Every so often, I’ll get the question, ‘So, have you ever found any dinosaurs?’ Although I’d honestly love to encounter a dinosaur bone or two on an archaeological excavation, as a student of archaeology I have to respond that dinosaurs are generally the realm of the palaeontologist, and what I deal with are the remains of human activity. Although… Lately, I’ve been reading a book by Michael Crichton, the author of the classic dino-thriller Jurassic Park. It seems that the man who popularised dinosaurs in modern media also had ambitions for the future of Roman pottery study. The Crichton novel I’m talking about is titled Prey, and within the text is the following passage:
“The swarm represented an extremely high-resolution camera combined with a distributed intelligence network. And one thing distributed networks did particularly well was detect patterns. That was why distributed network programs were used to recognize faces for security systems, or to assemble the shattered fragments of archaeological pottery.

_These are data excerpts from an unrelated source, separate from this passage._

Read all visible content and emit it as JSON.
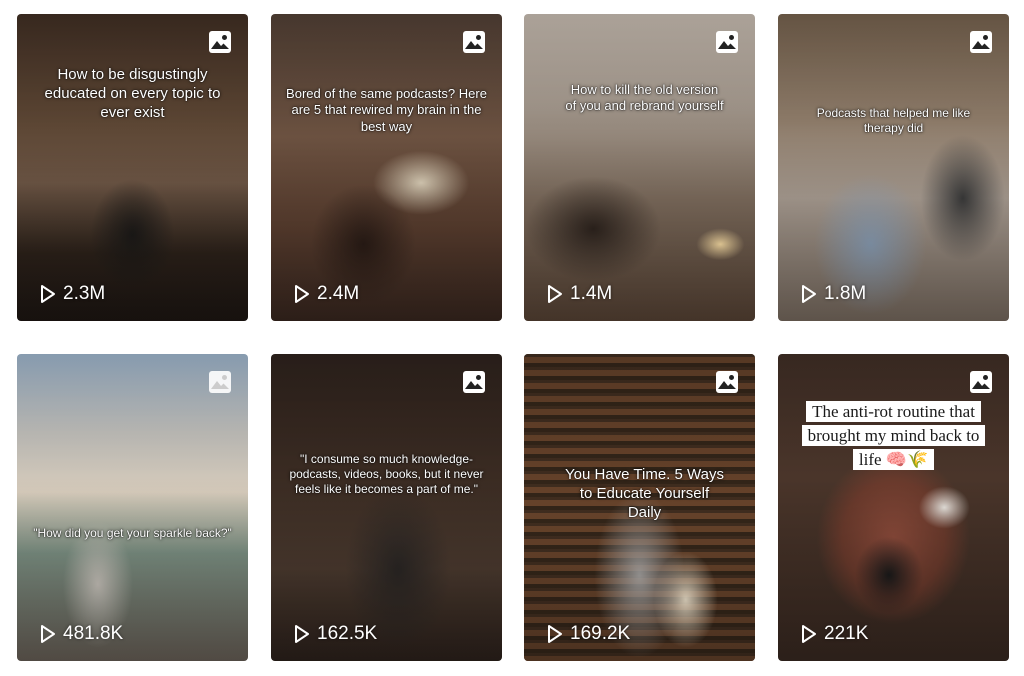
{
  "cards": [
    {
      "caption": "How to be disgustingly educated on every topic to ever exist",
      "views": "2.3M",
      "icon": "photo-icon"
    },
    {
      "caption": "Bored of the same podcasts? Here are 5 that rewired my brain in the best way",
      "views": "2.4M",
      "icon": "photo-icon"
    },
    {
      "caption": "How to kill the old version of you and rebrand yourself",
      "views": "1.4M",
      "icon": "photo-icon"
    },
    {
      "caption": "Podcasts that helped me like therapy did",
      "views": "1.8M",
      "icon": "photo-icon"
    },
    {
      "caption": "\"How did you get your sparkle back?\"",
      "views": "481.8K",
      "icon": "photo-icon"
    },
    {
      "caption": "\"I consume so much knowledge- podcasts, videos, books, but it never feels like it becomes a part of me.\"",
      "views": "162.5K",
      "icon": "photo-icon"
    },
    {
      "caption": "You Have Time. 5 Ways to Educate Yourself Daily",
      "views": "169.2K",
      "icon": "photo-icon"
    },
    {
      "caption": "The anti-rot routine that brought my mind back to life 🧠🌾",
      "views": "221K",
      "icon": "photo-icon"
    }
  ],
  "colors": {
    "text": "#ffffff",
    "background": "#ffffff"
  }
}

The networks could find patterns in data better than the human eye.”
Published nearly two decades ago in 2002, the book tackles the increasingly popular topic of artificial intelligence. Some of the science-fiction he imagined then has since come into reality and common use. Most people today are well aware of the technological breakthroughs in facial recognition. It’s taken a bit longer for this artificial intelligence technology to take off in the world of archaeology, yet this is precisely the topic being explored by the University of Leicester School of Archaeology and Ancient History’s Arch-I-Scan project.

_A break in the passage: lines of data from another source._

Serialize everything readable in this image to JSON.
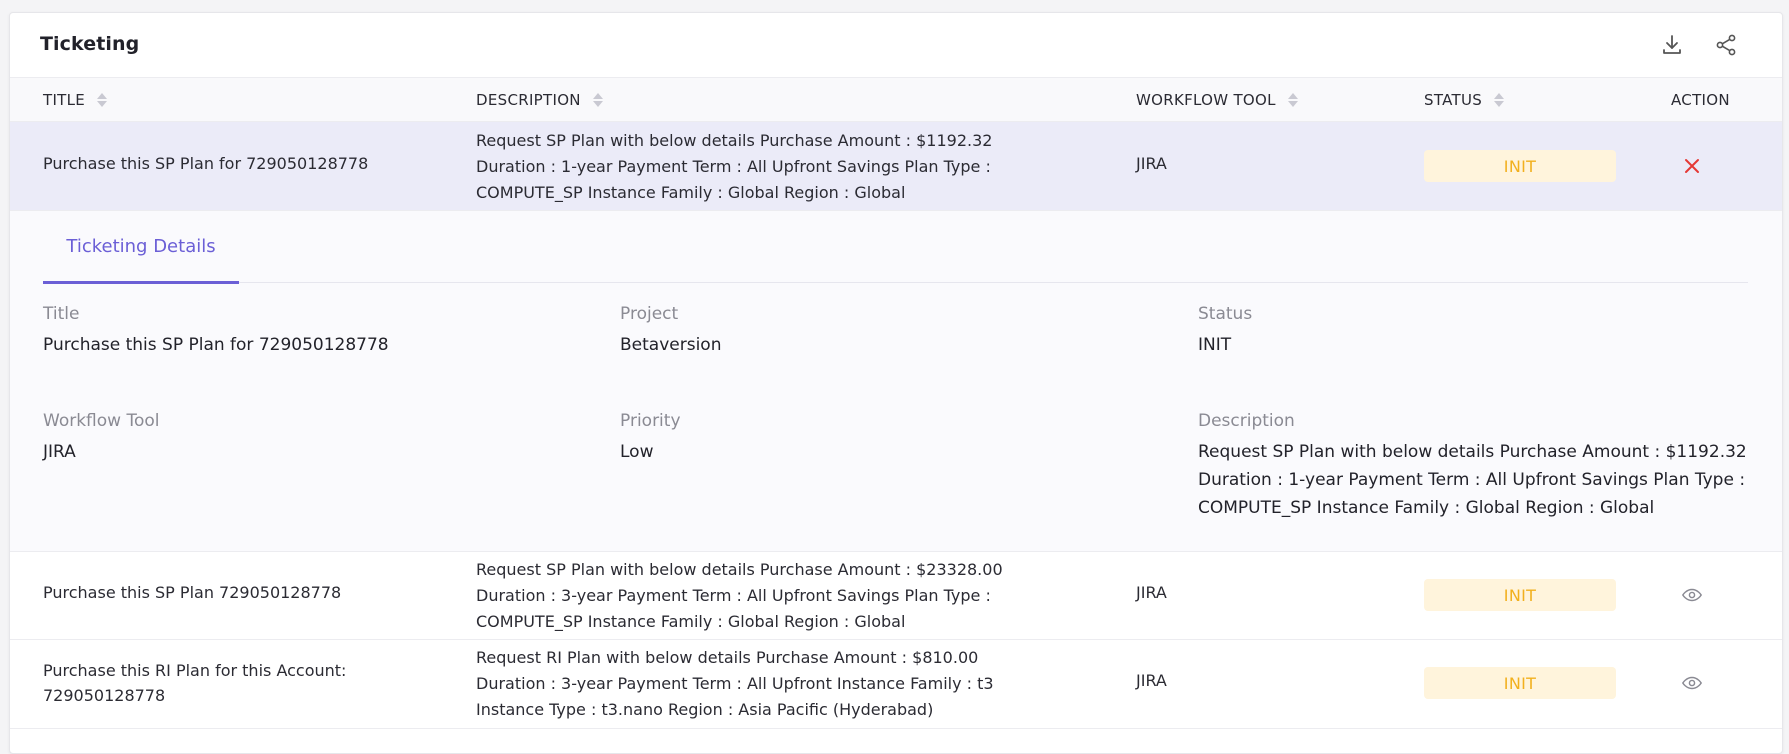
{
  "title": "Ticketing",
  "header_icons": [
    "download-icon",
    "share-icon"
  ],
  "columns": {
    "title": "TITLE",
    "description": "DESCRIPTION",
    "workflow_tool": "WORKFLOW TOOL",
    "status": "STATUS",
    "action": "ACTION"
  },
  "rows": [
    {
      "title": "Purchase this SP Plan for 729050128778",
      "description_lines": [
        "Request SP Plan with below details Purchase Amount : $1192.32",
        "Duration : 1-year Payment Term : All Upfront Savings Plan Type :",
        "COMPUTE_SP Instance Family : Global Region : Global"
      ],
      "workflow_tool": "JIRA",
      "status": "INIT",
      "action_icon": "close-icon",
      "expanded": true
    },
    {
      "title": "Purchase this SP Plan 729050128778",
      "description_lines": [
        "Request SP Plan with below details Purchase Amount : $23328.00",
        "Duration : 3-year Payment Term : All Upfront Savings Plan Type :",
        "COMPUTE_SP Instance Family : Global Region : Global"
      ],
      "workflow_tool": "JIRA",
      "status": "INIT",
      "action_icon": "eye-icon"
    },
    {
      "title_lines": [
        "Purchase this RI Plan for this Account:",
        "729050128778"
      ],
      "description_lines": [
        "Request RI Plan with below details Purchase Amount : $810.00",
        "Duration : 3-year Payment Term : All Upfront Instance Family : t3",
        "Instance Type : t3.nano Region : Asia Pacific (Hyderabad)"
      ],
      "workflow_tool": "JIRA",
      "status": "INIT",
      "action_icon": "eye-icon"
    }
  ],
  "details": {
    "tab_label": "Ticketing Details",
    "title_label": "Title",
    "title_value": "Purchase this SP Plan for 729050128778",
    "project_label": "Project",
    "project_value": "Betaversion",
    "status_label": "Status",
    "status_value": "INIT",
    "workflow_label": "Workflow Tool",
    "workflow_value": "JIRA",
    "priority_label": "Priority",
    "priority_value": "Low",
    "description_label": "Description",
    "description_lines": [
      "Request SP Plan with below details Purchase Amount : $1192.32",
      "Duration : 1-year Payment Term : All Upfront Savings Plan Type :",
      "COMPUTE_SP Instance Family : Global Region : Global"
    ]
  },
  "colors": {
    "accent": "#6b5fd6",
    "status_text": "#f2b01e",
    "status_bg": "#fff4dc",
    "selected_row_bg": "#ebebf8",
    "close_icon": "#e53935"
  }
}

Currently, in the world of archaeology, the task of identifying pottery for publication is largely the province of pottery specialists who identify samples on the basis of form (shape of vessel) and fabric (the makeup of the internal clay, which can be seen after having made a fresh break in the pottery sample). It takes years of training to reach such a level of expertise. In Prey, Michael Crichton envisaged that ‘The networks could find patterns in data better than the human eye.’ Just as Crichton suggested, artificial intelligence technology now has the potential to analyse images and identify thousands of features beyond what we as humans may see and use as identification metrics. Each year, the ImageNet Large Scale Visual Recognition Challenge (ILSVRC) takes place, in which computer technology is pitted against humans in image recognition challenges. The graphic below shows some results of this competition related to percentage error of identification: the human eye was bettered by the the AI in 2015, and the technology only continues to get better.

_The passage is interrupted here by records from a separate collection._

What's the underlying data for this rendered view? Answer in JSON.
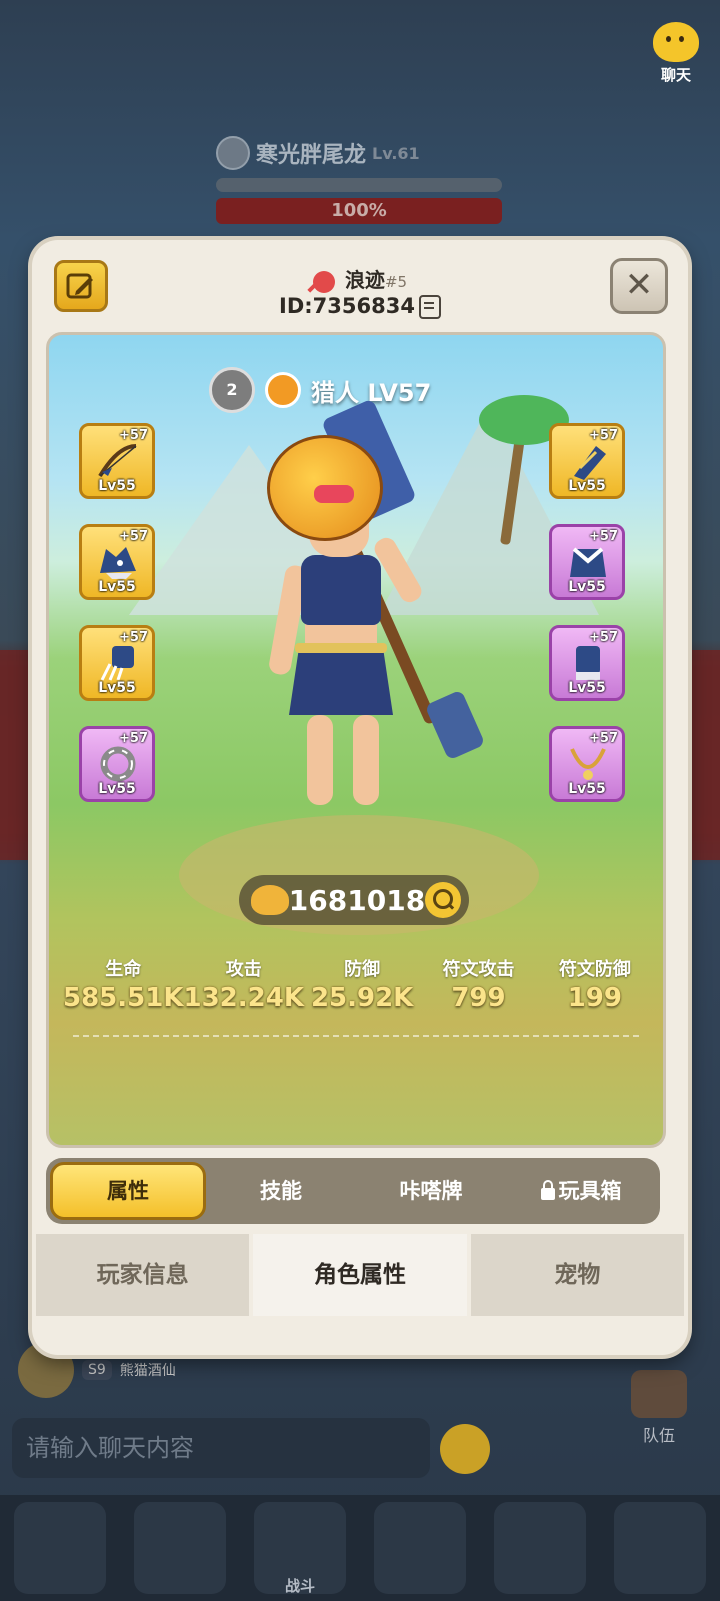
{
  "background": {
    "chat_label": "聊天",
    "boss": {
      "name": "寒光胖尾龙",
      "level": "Lv.61",
      "hp_percent_text": "100%"
    },
    "player_tag": "S9",
    "player_name": "熊猫酒仙",
    "chat_placeholder": "请输入聊天内容",
    "team_label": "队伍",
    "nav_battle_label": "战斗"
  },
  "header": {
    "player_name": "浪迹",
    "rank": "#5",
    "player_id": "ID:7356834"
  },
  "character": {
    "class_name": "猎人 LV57",
    "badge_text": "2"
  },
  "gear_left": [
    {
      "plus": "+57",
      "level": "Lv55",
      "rarity": "gold",
      "icon": "bow-icon"
    },
    {
      "plus": "+57",
      "level": "Lv55",
      "rarity": "gold",
      "icon": "wolf-helmet-icon"
    },
    {
      "plus": "+57",
      "level": "Lv55",
      "rarity": "gold",
      "icon": "claw-glove-icon"
    },
    {
      "plus": "+57",
      "level": "Lv55",
      "rarity": "purple",
      "icon": "ring-icon"
    }
  ],
  "gear_right": [
    {
      "plus": "+57",
      "level": "Lv55",
      "rarity": "gold",
      "icon": "bracer-icon"
    },
    {
      "plus": "+57",
      "level": "Lv55",
      "rarity": "purple",
      "icon": "armor-icon"
    },
    {
      "plus": "+57",
      "level": "Lv55",
      "rarity": "purple",
      "icon": "gauntlet-icon"
    },
    {
      "plus": "+57",
      "level": "Lv55",
      "rarity": "purple",
      "icon": "necklace-icon"
    }
  ],
  "power": "1681018",
  "stats": [
    {
      "label": "生命",
      "value": "585.51K"
    },
    {
      "label": "攻击",
      "value": "132.24K"
    },
    {
      "label": "防御",
      "value": "25.92K"
    },
    {
      "label": "符文攻击",
      "value": "799"
    },
    {
      "label": "符文防御",
      "value": "199"
    }
  ],
  "sub_tabs": [
    "属性",
    "技能",
    "咔嗒牌",
    "玩具箱"
  ],
  "main_tabs": [
    "玩家信息",
    "角色属性",
    "宠物"
  ],
  "colors": {
    "gold": "#f4c02a",
    "purple": "#c87ad6",
    "stat_value": "#fbe48b"
  }
}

An archaeologist will identify a piece of pottery as a certain ‘type; according to a number of observable categories, including colour, texture, size, shape, curvature, wall thickness, presence or absence of specific diagnostic features, etc.). When an AI service ‘reads’ a photo of the same piece of pottery, it may identify thousands of additional features according to different sections of the photo, and if it compares these features to what it has already learned from previous photos or input data, the AI machine-learning service can, in theory, isolate patterns and identify better than the human eye. Such a service would aid in the quick and consistent identification of pottery samples. Now, Arch-I-Scan is working to turn that theory into archaeological practice.
Indeed, it’s true that an AI service can process images and hone in on large numbers of features relatively quickly, but it can only convert these feature-patterns into useful object identifications if the AI service has a large enough knowledge-base. AI image recognition operates similarly to the ways in which humans identify new things that they see: comparison of the new object to what is recognised from prior experience. After it has been trained to a degree, the machine should become more consistent in its recognition, or free from what pottery specialists know to be errors. The AI will become more intelligent according to the premise the more it sees, the more it learns. This self-learning component is crucial, but it can also be one of the most confusing or frustrating aspects of the research. The computer will generate rules based on raw data that has been fed into it, but we don’t necessarily know what rules it is making up for itself to isolate patterns in the data. Instead, we ‘train’ the machine by feeding it hundreds of thousands of varied, real-life images from which to learn. There are certain tricks our mathematicians may use to guide the AI machine on its learning journey, but for now the Arch-I-Scan team must collect as many photos of Roman ceramic table wares as possible in collaboration with our project partners: the Museum of London, Museum of London Archaeology, University of Leicester Archaeological Services, Vindolanda Charitable Trust, and Colchester and Ipswich Museum Service.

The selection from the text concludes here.